Maine voters could change the way candidates for governor, Congress, or the state legislature are elected this November by making the Pine Tree State the first state in the U.S. to use ranked-choice voting for all of those political offices.
What the Initiative Does
This initiative would allow Maine voters to use ranked-choice voting to elect members of Congress, the governor, and state legislators. Ranked-choice voting would be in effect for all covered elections held on or after January 1, 2018.

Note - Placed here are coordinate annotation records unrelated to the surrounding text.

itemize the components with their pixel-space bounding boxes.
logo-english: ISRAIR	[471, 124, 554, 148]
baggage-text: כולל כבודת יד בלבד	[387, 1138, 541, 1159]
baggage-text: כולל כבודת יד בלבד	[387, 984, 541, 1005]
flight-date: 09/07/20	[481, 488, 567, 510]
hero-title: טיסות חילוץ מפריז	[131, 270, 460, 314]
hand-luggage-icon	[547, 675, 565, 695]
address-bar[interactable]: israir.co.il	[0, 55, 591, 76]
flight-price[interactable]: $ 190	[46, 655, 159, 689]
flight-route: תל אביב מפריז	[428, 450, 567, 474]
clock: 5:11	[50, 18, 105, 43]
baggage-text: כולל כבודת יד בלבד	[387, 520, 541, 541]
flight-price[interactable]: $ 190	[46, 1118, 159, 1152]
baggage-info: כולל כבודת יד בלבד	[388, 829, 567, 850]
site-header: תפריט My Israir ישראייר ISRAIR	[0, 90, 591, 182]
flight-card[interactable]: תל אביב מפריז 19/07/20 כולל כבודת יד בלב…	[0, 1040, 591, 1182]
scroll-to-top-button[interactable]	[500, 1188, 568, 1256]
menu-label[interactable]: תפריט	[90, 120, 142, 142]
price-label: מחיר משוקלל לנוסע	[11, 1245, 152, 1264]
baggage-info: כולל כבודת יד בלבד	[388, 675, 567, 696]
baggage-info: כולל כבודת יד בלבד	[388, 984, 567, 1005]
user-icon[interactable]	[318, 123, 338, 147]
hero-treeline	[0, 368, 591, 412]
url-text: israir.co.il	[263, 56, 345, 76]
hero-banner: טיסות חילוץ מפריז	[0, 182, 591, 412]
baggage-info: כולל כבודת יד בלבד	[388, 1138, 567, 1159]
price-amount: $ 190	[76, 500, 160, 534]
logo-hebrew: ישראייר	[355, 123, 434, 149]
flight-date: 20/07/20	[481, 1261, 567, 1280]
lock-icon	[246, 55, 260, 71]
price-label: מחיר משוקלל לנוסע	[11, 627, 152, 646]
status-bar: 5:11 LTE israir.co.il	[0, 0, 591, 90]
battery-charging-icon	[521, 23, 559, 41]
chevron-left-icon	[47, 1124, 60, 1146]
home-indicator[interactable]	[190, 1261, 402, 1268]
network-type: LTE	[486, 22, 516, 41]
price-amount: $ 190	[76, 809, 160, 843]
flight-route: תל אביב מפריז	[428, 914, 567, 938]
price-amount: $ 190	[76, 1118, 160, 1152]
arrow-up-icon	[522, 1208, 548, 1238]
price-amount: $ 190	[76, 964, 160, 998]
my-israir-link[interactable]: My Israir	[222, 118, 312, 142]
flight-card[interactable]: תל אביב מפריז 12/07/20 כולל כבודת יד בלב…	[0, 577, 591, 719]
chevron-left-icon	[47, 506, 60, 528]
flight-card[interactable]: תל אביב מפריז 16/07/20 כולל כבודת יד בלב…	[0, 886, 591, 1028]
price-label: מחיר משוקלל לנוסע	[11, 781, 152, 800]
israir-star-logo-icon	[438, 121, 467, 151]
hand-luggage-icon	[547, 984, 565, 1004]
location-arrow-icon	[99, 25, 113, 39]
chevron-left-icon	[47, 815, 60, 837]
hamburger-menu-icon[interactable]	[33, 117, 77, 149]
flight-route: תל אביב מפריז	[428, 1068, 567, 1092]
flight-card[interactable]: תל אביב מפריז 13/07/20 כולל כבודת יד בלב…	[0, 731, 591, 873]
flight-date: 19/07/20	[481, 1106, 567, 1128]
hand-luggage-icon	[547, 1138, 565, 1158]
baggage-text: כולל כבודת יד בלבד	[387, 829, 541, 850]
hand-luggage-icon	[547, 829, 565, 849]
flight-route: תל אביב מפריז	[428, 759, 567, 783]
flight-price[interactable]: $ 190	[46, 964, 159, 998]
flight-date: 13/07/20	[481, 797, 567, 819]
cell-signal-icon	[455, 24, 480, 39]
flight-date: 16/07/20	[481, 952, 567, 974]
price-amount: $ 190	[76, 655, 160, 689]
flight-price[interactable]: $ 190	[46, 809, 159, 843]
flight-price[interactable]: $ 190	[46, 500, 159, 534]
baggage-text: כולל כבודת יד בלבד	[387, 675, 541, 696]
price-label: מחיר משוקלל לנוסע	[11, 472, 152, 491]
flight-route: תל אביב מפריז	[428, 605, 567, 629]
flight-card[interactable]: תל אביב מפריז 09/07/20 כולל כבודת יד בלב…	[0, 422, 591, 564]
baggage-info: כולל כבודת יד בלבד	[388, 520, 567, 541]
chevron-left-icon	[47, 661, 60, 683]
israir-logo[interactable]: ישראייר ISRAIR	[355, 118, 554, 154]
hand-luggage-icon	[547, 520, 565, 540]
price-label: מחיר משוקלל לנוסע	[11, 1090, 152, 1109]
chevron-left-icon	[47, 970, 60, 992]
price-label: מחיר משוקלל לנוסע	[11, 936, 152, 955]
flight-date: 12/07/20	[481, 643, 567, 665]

In ranked-choice voting (also known as instant-runoff voting), voters rank candidates based on their personal preference, rather than just voting for a single person. Ballots are then counted in rounds. First, the candidate with the fewest votes is eliminated and their supporters’ votes are transferred to their next preferred candidate until only two remain. The candidate with the most votes in the final round is elected.
This initiative will appear on Maine ballots on November 8 as “Question 5.”
In Favor
Ranked-choice voting allows voters to rank candidates in their order of preference which enhances their voice in state and congressional elections and also helps third parties. Ranking choices allows voters to support the candidates they want without factoring in who is more likely to win in their state or district.
Opposed
Ranked-choice voting can result in a winner who had fewer first-choice votes than other candidates, which doesn’t seem fair. Additionally, voters are familiar and comfortable with the existing voting system where the candidate with the most votes wins. Introducing ranked-choice voting would be unnecessarily complicated.
In Depth
Ranked-choice voting has been used in several communities across the U.S. in local elections, but it has only once determined the winner of a statewide election — for North Carolina Court of Appeals in 2010.
One of those localities is Portland, Maine, which has used ranked-choice voting in two mayoral elections (2011 and 2015) since it decided to allow the public to use the system to elect a mayor in 2010.